I want to share a warning that Yahoo sent to some account holders, and it’s worth noting because it’s a serious issue. Apparently someone was able to obtain email address information and matching passwords for Associated Content, and this could pose an issue for some people who use the same password (or password naming convention) on multiple websites.
Here’s what Yahoo emailed to account holders who were impacted:
“You may have read in press reports that Yahoo! recently confirmed an older file containing approximately 450,000 email addresses and passwords—provided by writers who had joined Associated Content prior to May 2010—was publicly posted on the Internet. This file was a standalone file that was not used to grant access to Yahoo! systems and services. This message is being sent to an email address in this compromised file.
We are taking important steps to address this issue and have now fixed the vulnerability that led to the disclosure of the data and enhanced our underlying security controls. As a non-Yahoo! account holder, we apologize that we cannot provide you a direct means to secure your account. We strongly recommend that you employ the security mechanisms recommended by your email service provider to secure your account.
Additionally, given the high frequency of consumers using the same login information on services across the Internet, we strongly advise users to:
• Change their passwords for any account they hold every few months,
• Use a different password for each service or website, and
• Create passwords using a mixture of characters, symbols, and numbers.
We also suggest that you proactively monitor the activity on any account you have created online. Specifically, be on the lookout for spam originating from your email, and check your sign-in activity from time to time. If you see anything suspicious—like your account was accessed in Romania when you were home in Chicago—you should change your password immediately.
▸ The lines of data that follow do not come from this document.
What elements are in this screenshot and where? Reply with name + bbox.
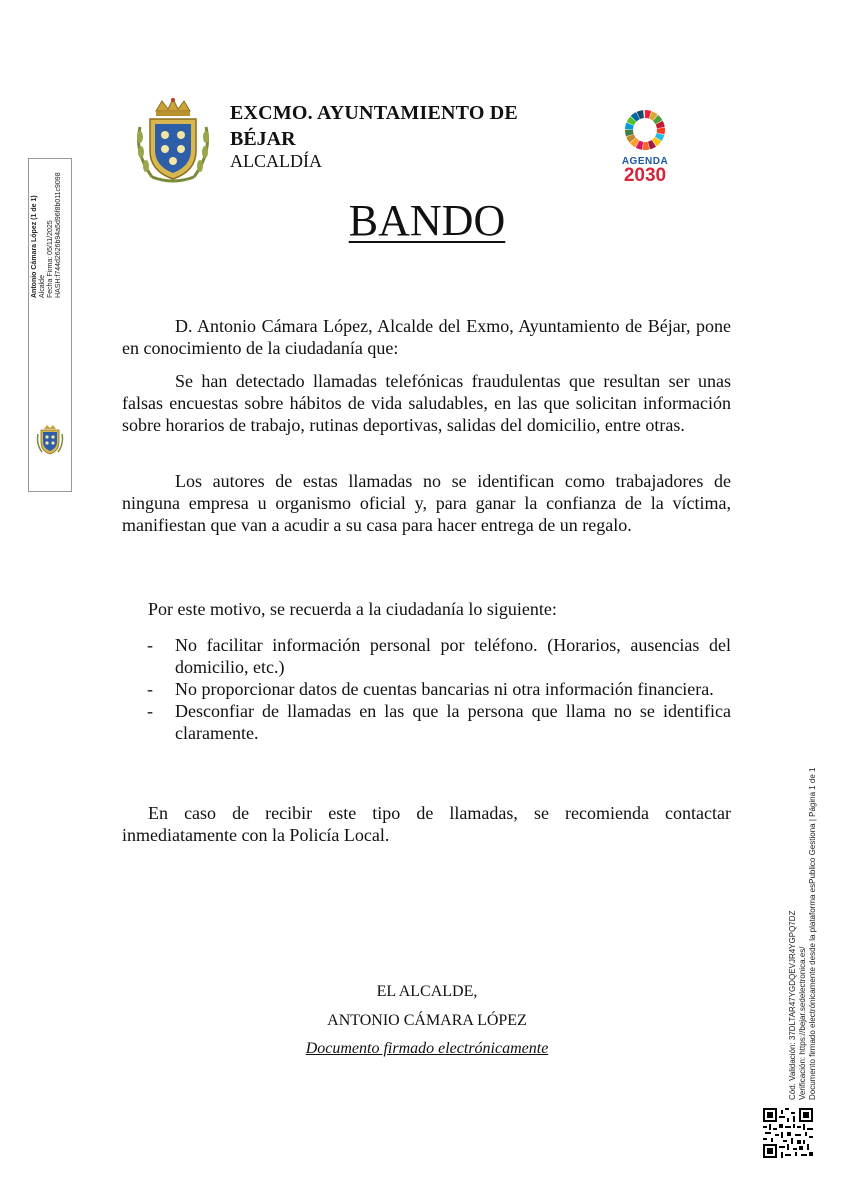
validation-url[interactable]: Verificación: https://bejar.sedelectronica.es/	[798, 946, 807, 1100]
signature-role: EL ALCALDE,	[376, 983, 478, 1000]
list-item: - No facilitar información personal por teléfono. (Horarios, ausencias del domicilio, etc.)	[147, 635, 731, 677]
org-department: ALCALDÍA	[230, 151, 322, 171]
list-dash: -	[147, 635, 153, 655]
org-name-line1: EXCMO. AYUNTAMIENTO DE	[230, 102, 518, 124]
signature-name: ANTONIO CÁMARA LÓPEZ	[327, 1012, 527, 1029]
bejar-crest-icon	[132, 97, 214, 185]
callers-paragraph: Los autores de estas llamadas no se identifican como trabajadores de ninguna empresa u organismo oficial y, para ganar la confianza de la víctima, manifiestan que van a acudir a su casa para hacer entrega de un regalo.	[122, 471, 731, 535]
stamp-hash: HASH:f744d2626b94a5d96f8b011c9098	[55, 172, 62, 298]
list-dash: -	[147, 679, 153, 699]
reminder-intro: Por este motivo, se recuerda a la ciudadanía lo siguiente:	[148, 599, 557, 619]
sdg-wheel-icon	[612, 106, 678, 156]
closing-paragraph: En caso de recibir este tipo de llamadas, se recomienda contactar inmediatamente con la Policía Local.	[122, 803, 731, 845]
qr-code-icon	[763, 1108, 813, 1158]
stamp-role: Alcalde	[39, 275, 46, 298]
fraud-description-paragraph: Se han detectado llamadas telefónicas fraudulentas que resultan ser unas falsas encuestas sobre hábitos de vida saludables, en las que solicitan información sobre horarios de trabajo, rutinas deportivas, salidas del domicilio, entre otras.	[122, 371, 731, 435]
signature-note: Documento firmado electrónicamente	[305, 1040, 549, 1057]
stamp-signer: Antonio Cámara López (1 de 1)	[31, 195, 38, 298]
org-name-line2: BÉJAR	[230, 128, 296, 150]
signature-stamp-text	[31, 172, 63, 298]
validation-text	[788, 768, 818, 1101]
stamp-date: Fecha Firma: 05/11/2025	[47, 220, 54, 298]
page-title: BANDO	[348, 196, 506, 245]
recommendation-list	[122, 634, 731, 744]
agenda-label: AGENDA	[621, 156, 669, 167]
agenda-2030-logo	[612, 106, 678, 188]
validation-platform: Documento firmado electrónicamente desde la plataforma esPublico Gestiona | Página 1 de 1	[808, 767, 817, 1100]
validation-code: Cód. Validación: 37DLTAR47YGDQEVJR4YGPQ7DZ	[788, 910, 797, 1100]
list-item: - Desconfiar de llamadas en las que la persona que llama no se identifica claramente.	[147, 701, 731, 743]
list-item: - No proporcionar datos de cuentas bancarias ni otra información financiera.	[147, 679, 714, 699]
intro-paragraph: D. Antonio Cámara López, Alcalde del Exmo, Ayuntamiento de Béjar, pone en conocimiento de la ciudadanía que:	[122, 316, 731, 358]
agenda-year: 2030	[623, 165, 667, 186]
stamp-crest-icon	[36, 424, 64, 456]
list-dash: -	[147, 701, 153, 721]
We take security very seriously at Yahoo! and invest heavily in protective measures to ensure the security of our users and their data across all our products. In addition, we will continue to take significant measures to protect our users and their data.
We sincerely apologize for this matter.
Associated Content (now Yahoo Voices) is a website for writers to publish articles. Domain investors may be impacted because Associated Content was used by some publishers to add links to their websites (for SEO and traffic). If you have/had an Associated Content account you should make sure you aren’t impacted.
I recommend having different logins and passwords for registrars, parking companies, email…etc.